Ajitsinh Chehuji Rathod v. State of Gujarat & Anr. (January 29, 2024)
The Supreme Court affirmed that under Section 118(e) of the Negotiable Instruments Act (NI Act), there is a statutory presumption that the cheque and its indorsements are genuine. The burden lies squarely on the accused to rebut that presumption through credible evidence (e.g. bank‐maintained specimen signatures). Rathod’s request for handwriting expert analysis and postal verification was rejected at the trial and appellate stages. The Supreme Court observed that such additional evidence via Section 391 CrPC is discretionary and should only be granted. This was when due diligence was shown and evidence wasn’t obtainable earlier. Since Rathod failed to question the bank official or timely challenge proceedings, the lower courts’ decisions were upheld.
Sri Dattatraya v. Sharanappa (August 7, 2024)
The Supreme Court affirmed acquittals rendered by both the Trial Court and Karnataka High Court and refused intervention. Thus, stressing that absent legal perversity or gross misappreciation of evidence, concurrent findings are binding. The Bench emphasized that Section 139 creates a presumption in favor of the payee. The accused’s burden of rebuttal is not at the standard of “beyond reasonable doubt”, it suffices to provide credible, preponderant evidence. Once rebuttal succeeds, the burden shifts back to the complainant.
Dashrath Rupsingh Rathod v. State of Maharashtra & Anr. (August 1, 2014)
In this foundational decision, the Court clarified territorial jurisdiction under Section 138. The “offence” is complete once the cheque is dishonoured, and cognizance may be taken by any Court in whose jurisdiction any one of the components (presentation, dishonour, notice, or non‑payment) occurred. This ruling overruled earlier broad interpretations and narrowed jurisdiction. Generally, the complaint should be filed where the drawee bank is located, preventing forum shopping while recognizing that constituent acts may occur in separate places.

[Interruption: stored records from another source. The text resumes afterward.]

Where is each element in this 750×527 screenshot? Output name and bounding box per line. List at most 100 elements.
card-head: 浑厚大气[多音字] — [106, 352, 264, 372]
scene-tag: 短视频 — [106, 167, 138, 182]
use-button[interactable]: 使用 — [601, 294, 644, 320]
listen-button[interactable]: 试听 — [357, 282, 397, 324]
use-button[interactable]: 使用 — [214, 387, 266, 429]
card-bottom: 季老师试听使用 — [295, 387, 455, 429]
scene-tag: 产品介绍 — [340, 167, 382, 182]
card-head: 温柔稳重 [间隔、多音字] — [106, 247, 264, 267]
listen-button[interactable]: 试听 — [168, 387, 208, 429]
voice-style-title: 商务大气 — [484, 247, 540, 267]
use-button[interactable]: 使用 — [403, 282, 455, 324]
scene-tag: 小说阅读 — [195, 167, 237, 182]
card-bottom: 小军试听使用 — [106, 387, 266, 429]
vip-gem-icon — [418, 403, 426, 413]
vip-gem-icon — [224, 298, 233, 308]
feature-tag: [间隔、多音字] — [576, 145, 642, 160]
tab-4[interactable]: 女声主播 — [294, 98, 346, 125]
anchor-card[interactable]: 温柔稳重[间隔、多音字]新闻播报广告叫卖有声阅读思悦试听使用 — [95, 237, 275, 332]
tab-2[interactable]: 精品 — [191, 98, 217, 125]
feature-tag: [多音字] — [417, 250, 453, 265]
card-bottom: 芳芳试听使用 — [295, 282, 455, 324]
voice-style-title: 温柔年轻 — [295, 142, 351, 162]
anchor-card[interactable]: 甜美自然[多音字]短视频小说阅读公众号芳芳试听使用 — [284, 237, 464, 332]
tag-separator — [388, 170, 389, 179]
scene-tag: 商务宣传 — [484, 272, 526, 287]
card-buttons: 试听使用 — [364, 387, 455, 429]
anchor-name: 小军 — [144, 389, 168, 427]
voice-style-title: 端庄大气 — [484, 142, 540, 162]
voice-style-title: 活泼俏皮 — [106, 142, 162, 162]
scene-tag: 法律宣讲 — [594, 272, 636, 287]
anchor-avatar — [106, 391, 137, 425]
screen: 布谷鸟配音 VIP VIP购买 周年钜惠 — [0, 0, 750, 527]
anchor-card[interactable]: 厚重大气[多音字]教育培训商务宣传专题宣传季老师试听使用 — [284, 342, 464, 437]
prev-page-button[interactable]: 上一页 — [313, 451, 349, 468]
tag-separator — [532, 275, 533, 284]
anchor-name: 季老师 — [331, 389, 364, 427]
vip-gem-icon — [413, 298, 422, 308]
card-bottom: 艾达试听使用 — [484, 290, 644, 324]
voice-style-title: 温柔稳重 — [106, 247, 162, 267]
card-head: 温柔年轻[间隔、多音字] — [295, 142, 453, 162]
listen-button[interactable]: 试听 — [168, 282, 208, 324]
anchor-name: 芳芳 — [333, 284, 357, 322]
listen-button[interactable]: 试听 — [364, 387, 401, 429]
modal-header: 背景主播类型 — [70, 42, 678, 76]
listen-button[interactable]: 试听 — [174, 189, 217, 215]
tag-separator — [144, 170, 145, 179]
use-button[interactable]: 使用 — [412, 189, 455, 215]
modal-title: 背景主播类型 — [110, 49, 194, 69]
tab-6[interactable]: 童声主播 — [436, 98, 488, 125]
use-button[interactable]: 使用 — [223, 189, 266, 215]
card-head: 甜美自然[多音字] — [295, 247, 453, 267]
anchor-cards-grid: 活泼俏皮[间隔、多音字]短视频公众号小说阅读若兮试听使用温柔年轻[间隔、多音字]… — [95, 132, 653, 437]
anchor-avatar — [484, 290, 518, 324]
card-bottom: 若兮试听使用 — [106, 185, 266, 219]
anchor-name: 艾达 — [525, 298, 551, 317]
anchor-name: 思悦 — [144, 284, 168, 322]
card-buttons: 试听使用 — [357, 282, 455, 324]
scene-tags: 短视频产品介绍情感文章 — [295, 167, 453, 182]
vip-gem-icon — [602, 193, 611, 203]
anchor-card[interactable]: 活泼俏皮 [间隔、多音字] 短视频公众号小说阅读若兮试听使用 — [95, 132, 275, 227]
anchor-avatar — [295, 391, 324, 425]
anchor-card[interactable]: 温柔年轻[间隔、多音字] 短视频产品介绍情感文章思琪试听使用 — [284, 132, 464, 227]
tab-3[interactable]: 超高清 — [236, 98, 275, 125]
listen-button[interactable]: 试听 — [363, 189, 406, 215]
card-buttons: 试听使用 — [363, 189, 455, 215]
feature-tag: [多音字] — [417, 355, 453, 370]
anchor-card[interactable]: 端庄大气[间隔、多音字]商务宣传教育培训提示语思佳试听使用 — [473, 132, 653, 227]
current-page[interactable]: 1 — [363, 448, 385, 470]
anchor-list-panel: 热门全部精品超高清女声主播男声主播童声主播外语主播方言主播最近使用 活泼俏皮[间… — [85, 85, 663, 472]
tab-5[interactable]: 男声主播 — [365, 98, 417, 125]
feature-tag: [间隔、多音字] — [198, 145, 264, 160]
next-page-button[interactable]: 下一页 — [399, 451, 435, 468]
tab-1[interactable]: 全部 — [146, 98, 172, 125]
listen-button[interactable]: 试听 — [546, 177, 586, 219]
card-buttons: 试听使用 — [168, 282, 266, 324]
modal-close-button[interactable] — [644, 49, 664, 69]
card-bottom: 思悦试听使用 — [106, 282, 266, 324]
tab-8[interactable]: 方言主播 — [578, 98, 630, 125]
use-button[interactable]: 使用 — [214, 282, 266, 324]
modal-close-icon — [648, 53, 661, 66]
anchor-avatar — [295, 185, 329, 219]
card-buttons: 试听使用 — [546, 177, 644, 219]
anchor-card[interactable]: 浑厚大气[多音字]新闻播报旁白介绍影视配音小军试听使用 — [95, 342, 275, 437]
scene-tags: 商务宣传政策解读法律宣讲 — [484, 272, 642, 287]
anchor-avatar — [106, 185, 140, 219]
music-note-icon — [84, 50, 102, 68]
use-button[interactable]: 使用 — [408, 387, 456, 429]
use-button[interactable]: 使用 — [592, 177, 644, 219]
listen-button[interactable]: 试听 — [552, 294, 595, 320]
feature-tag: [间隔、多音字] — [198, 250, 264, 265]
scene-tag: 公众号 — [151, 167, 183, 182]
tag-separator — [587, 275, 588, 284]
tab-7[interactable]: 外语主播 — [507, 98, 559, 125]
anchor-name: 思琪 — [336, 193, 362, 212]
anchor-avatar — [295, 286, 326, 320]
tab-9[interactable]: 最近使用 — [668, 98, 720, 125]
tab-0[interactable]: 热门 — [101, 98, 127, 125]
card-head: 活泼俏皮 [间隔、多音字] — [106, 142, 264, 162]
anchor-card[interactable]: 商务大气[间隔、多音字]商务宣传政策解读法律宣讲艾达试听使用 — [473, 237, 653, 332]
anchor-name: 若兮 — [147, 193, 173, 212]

What Are Other Clarifications on Evidentiary Burden
Courts have confirmed that the accused is not required to despose as witnesses. Thus, producing reliable documentary or expert evidence is sufficient to discharge the presumption under Section 118(e)/139. Although not addressed explicitly in the above cases, jurisprudence acknowledges that security cheques issued as collateral, not to discharge debt, and improperly used by non‑payees may lead to acquittal. This principle is well‑settled in related Section 138 case law.
Rangappa v. Sri Mohan (2010)
Once a cheque is issued and dishonoured, it is presumed to be issued for discharge of debt or liability, and the burden shifts to the accused to rebut this under Section 139. The standard required is “preponderance of probabilities”, not beyond reasonable doubt. This case is often regarded as the foundational authority for the evidentiary shift mechanism in cheque bounce matters.
Kishan Rao v. Shankargouda (2018/2019)
Mere denial of liability by the drawer is insufficient. To successfully rebut the presumption under Section 139, the accused must present documentary or oral evidence. This creates a reasonable doubt about the existence of debt. Reinforces that defendants must go beyond simple denials to discharge their burden, solidifying what constitutes adequate rebuttal.
Sunil Todi v. State of Gujarat (2021)
The Supreme Court held that a security cheque issued for securing a debt or loan, even if not intended for immediate payment, can still be subject to liability under Section 138 if a legally enforceable debt existed at the time of presentation. The Court distinguished prior rulings like Indus Airways and clarified that whether a cheque is “security” is a trial‑level question of fact, not a legal bar. Clarifies that “security cheques” do not intrinsically immunize the drawer from liability if there’s an underlying debt.
Conclusion
The Negotiable Instruments Act continues to evolve, largely due to judicial activism and progressive interpretations by the Supreme Court and High Courts. For anyone dealing with negotiable instruments, understanding these judicial precedents is essential for legal compliance and protection of rights.